In triangle ABC, prove that

tan((B − C)/2) = (b − c)/(b + c) × cot(A/2)

tan((C − A)/2) = (c − a)/(c + a) × cot(B/2)

tan((A − B)/2) = (a − b)/(a + b) × cot(C/2)

Proof by sine formula, we have

a/sin(A) = b/sin(B) = c/sin(C) = k (say)

Therefore, (b − c)/(b + c) = k(sin(B) − sin(C)) / k(sin(B) + sin(C))

= [2cos((B + C)/2) × sin((B − C)/2)] / [2sin((B + C)/2) × cos((B − C)/2)]
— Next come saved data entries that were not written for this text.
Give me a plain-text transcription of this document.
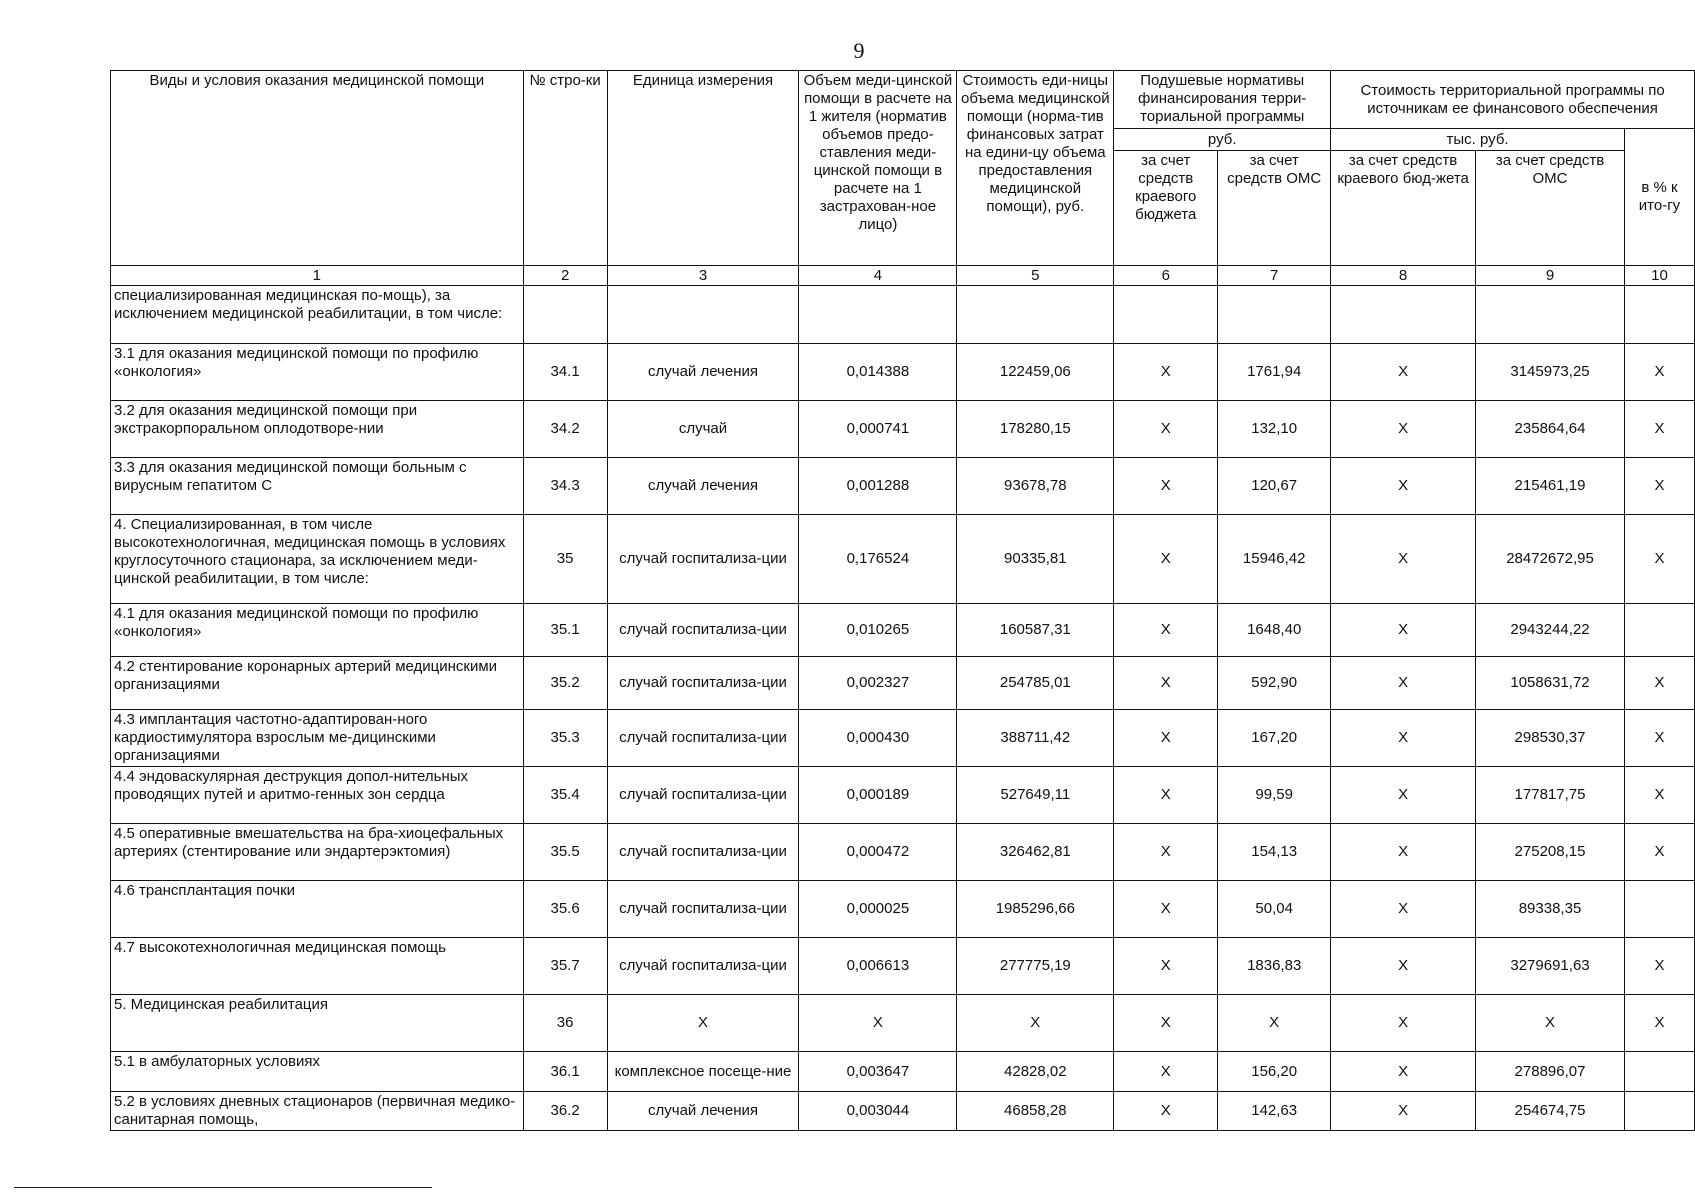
9
Виды и условия оказания медицинской помощи	№ стро-ки	Единица измерения	Объем меди-цинской помощи в расчете на 1 жителя (норматив объемов предо-ставления меди-цинской помощи в расчете на 1 застрахован-ное лицо)	Стоимость еди-ницы объема медицинской помощи (норма-тив финансовых затрат на едини-цу объема предоставления медицинской помощи), руб.	Подушевые нормативы финансирования терри-ториальной программы		Стоимость территориальной программы по источникам ее финансового обеспечения		
					руб.		тыс. руб.		в % к ито-гу
					за счет средств краевого бюджета	за счет средств ОМС	за счет средств краевого бюд-жета	за счет средств ОМС	
1	2	3	4	5	6	7	8	9	10
специализированная медицинская по-мощь), за исключением медицинской реабилитации, в том числе:									
3.1 для оказания медицинской помощи по профилю «онкология»	34.1	случай лечения	0,014388	122459,06	X	1761,94	X	3145973,25	X
3.2 для оказания медицинской помощи при экстракорпоральном оплодотворе-нии	34.2	случай	0,000741	178280,15	X	132,10	X	235864,64	X
3.3 для оказания медицинской помощи больным с вирусным гепатитом С	34.3	случай лечения	0,001288	93678,78	X	120,67	X	215461,19	X
4. Специализированная, в том числе высокотехнологичная, медицинская помощь в условиях круглосуточного стационара, за исключением меди-цинской реабилитации, в том числе:	35	случай госпитализа-ции	0,176524	90335,81	X	15946,42	X	28472672,95	X
4.1 для оказания медицинской помощи по профилю «онкология»	35.1	случай госпитализа-ции	0,010265	160587,31	X	1648,40	X	2943244,22	
4.2 стентирование коронарных артерий медицинскими организациями	35.2	случай госпитализа-ции	0,002327	254785,01	X	592,90	X	1058631,72	X
4.3 имплантация частотно-адаптирован-ного кардиостимулятора взрослым ме-дицинскими организациями	35.3	случай госпитализа-ции	0,000430	388711,42	X	167,20	X	298530,37	X
4.4 эндоваскулярная деструкция допол-нительных проводящих путей и аритмо-генных зон сердца	35.4	случай госпитализа-ции	0,000189	527649,11	X	99,59	X	177817,75	X
4.5 оперативные вмешательства на бра-хиоцефальных артериях (стентирование или эндартерэктомия)	35.5	случай госпитализа-ции	0,000472	326462,81	X	154,13	X	275208,15	X
4.6 трансплантация почки	35.6	случай госпитализа-ции	0,000025	1985296,66	X	50,04	X	89338,35	
4.7 высокотехнологичная медицинская помощь	35.7	случай госпитализа-ции	0,006613	277775,19	X	1836,83	X	3279691,63	X
5. Медицинская реабилитация	36	X	X	X	X	X	X	X	X
5.1 в амбулаторных условиях	36.1	комплексное посеще-ние	0,003647	42828,02	X	156,20	X	278896,07	
5.2 в условиях дневных стационаров (первичная медико-санитарная помощь,	36.2	случай лечения	0,003044	46858,28	X	142,63	X	254674,75	
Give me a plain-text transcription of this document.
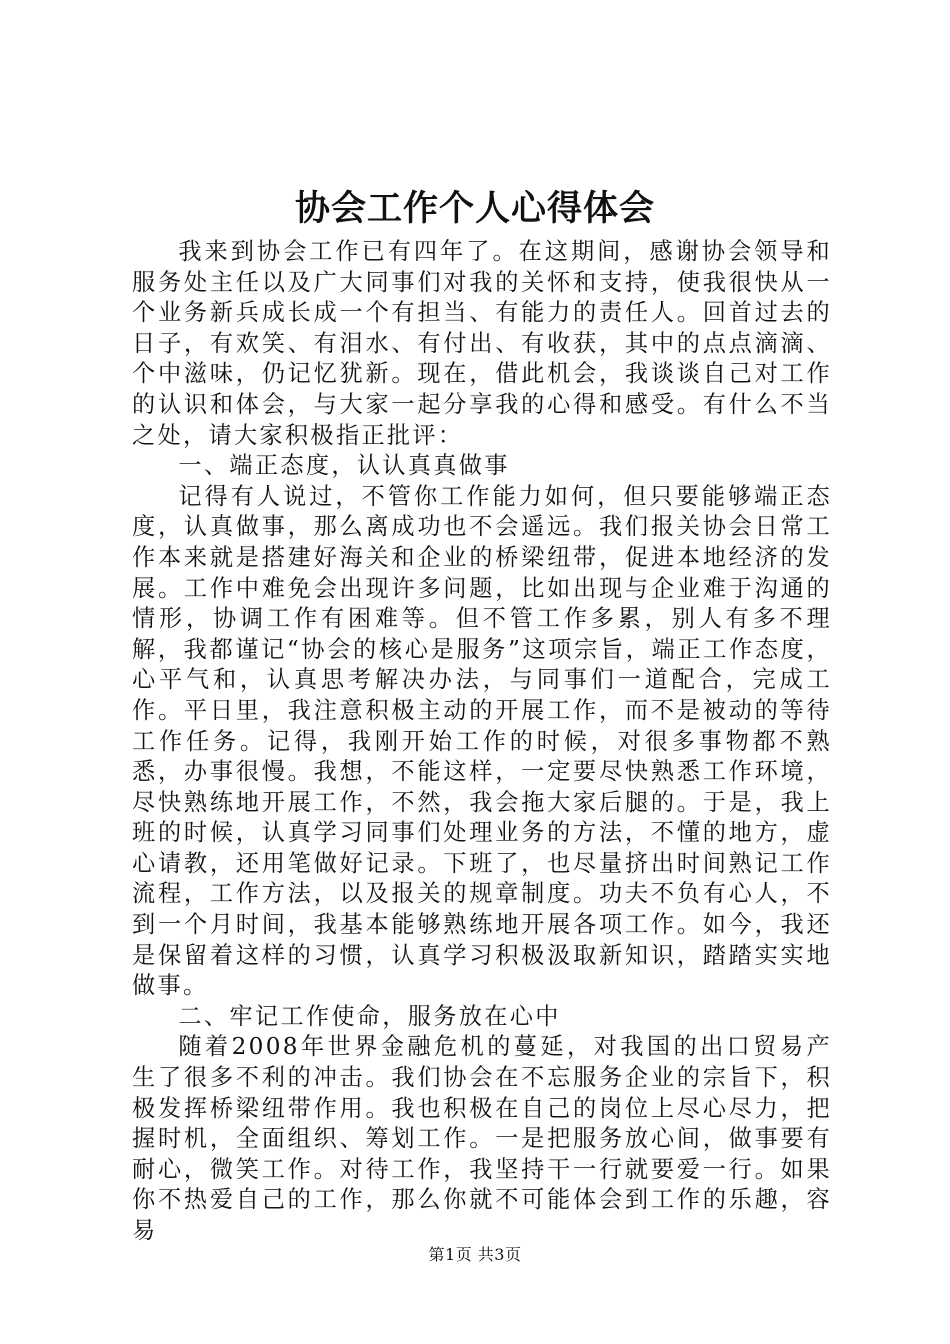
协会工作个人心得体会

我来到协会工作已有四年了。在这期间，感谢协会领导和服务处主任以及广大同事们对我的关怀和支持，使我很快从一个业务新兵成长成一个有担当、有能力的责任人。回首过去的日子，有欢笑、有泪水、有付出、有收获，其中的点点滴滴、个中滋味，仍记忆犹新。现在，借此机会，我谈谈自己对工作的认识和体会，与大家一起分享我的心得和感受。有什么不当之处，请大家积极指正批评：

一、端正态度，认认真真做事

记得有人说过，不管你工作能力如何，但只要能够端正态度，认真做事，那么离成功也不会遥远。我们报关协会日常工作本来就是搭建好海关和企业的桥梁纽带，促进本地经济的发展。工作中难免会出现许多问题，比如出现与企业难于沟通的情形，协调工作有困难等。但不管工作多累，别人有多不理解，我都谨记“协会的核心是服务”这项宗旨，端正工作态度，心平气和，认真思考解决办法，与同事们一道配合，完成工作。平日里，我注意积极主动的开展工作，而不是被动的等待工作任务。记得，我刚开始工作的时候，对很多事物都不熟悉，办事很慢。我想，不能这样，一定要尽快熟悉工作环境，尽快熟练地开展工作，不然，我会拖大家后腿的。于是，我上班的时候，认真学习同事们处理业务的方法，不懂的地方，虚心请教，还用笔做好记录。下班了，也尽量挤出时间熟记工作流程，工作方法，以及报关的规章制度。功夫不负有心人，不到一个月时间，我基本能够熟练地开展各项工作。如今，我还是保留着这样的习惯，认真学习积极汲取新知识，踏踏实实地做事。

二、牢记工作使命，服务放在心中

随着2008年世界金融危机的蔓延，对我国的出口贸易产生了很多不利的冲击。我们协会在不忘服务企业的宗旨下，积极发挥桥梁纽带作用。我也积极在自己的岗位上尽心尽力，把握时机，全面组织、筹划工作。一是把服务放心间，做事要有耐心，微笑工作。对待工作，我坚持干一行就要爱一行。如果你不热爱自己的工作，那么你就不可能体会到工作的乐趣，容易

第1页 共3页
= cot((B + C)/2) × tan((B − C)/2)

= cot(π/2 − A/2) × tan((B − C)/2)

⇒ tan((B − C)/2) = (b − c)/(b + c) × cot(A/2)

Therefore, tan((B − C)/2) = (b − c)/(b + c) × cot(A/2)

Similarly, (ii) and (iii) can be proved.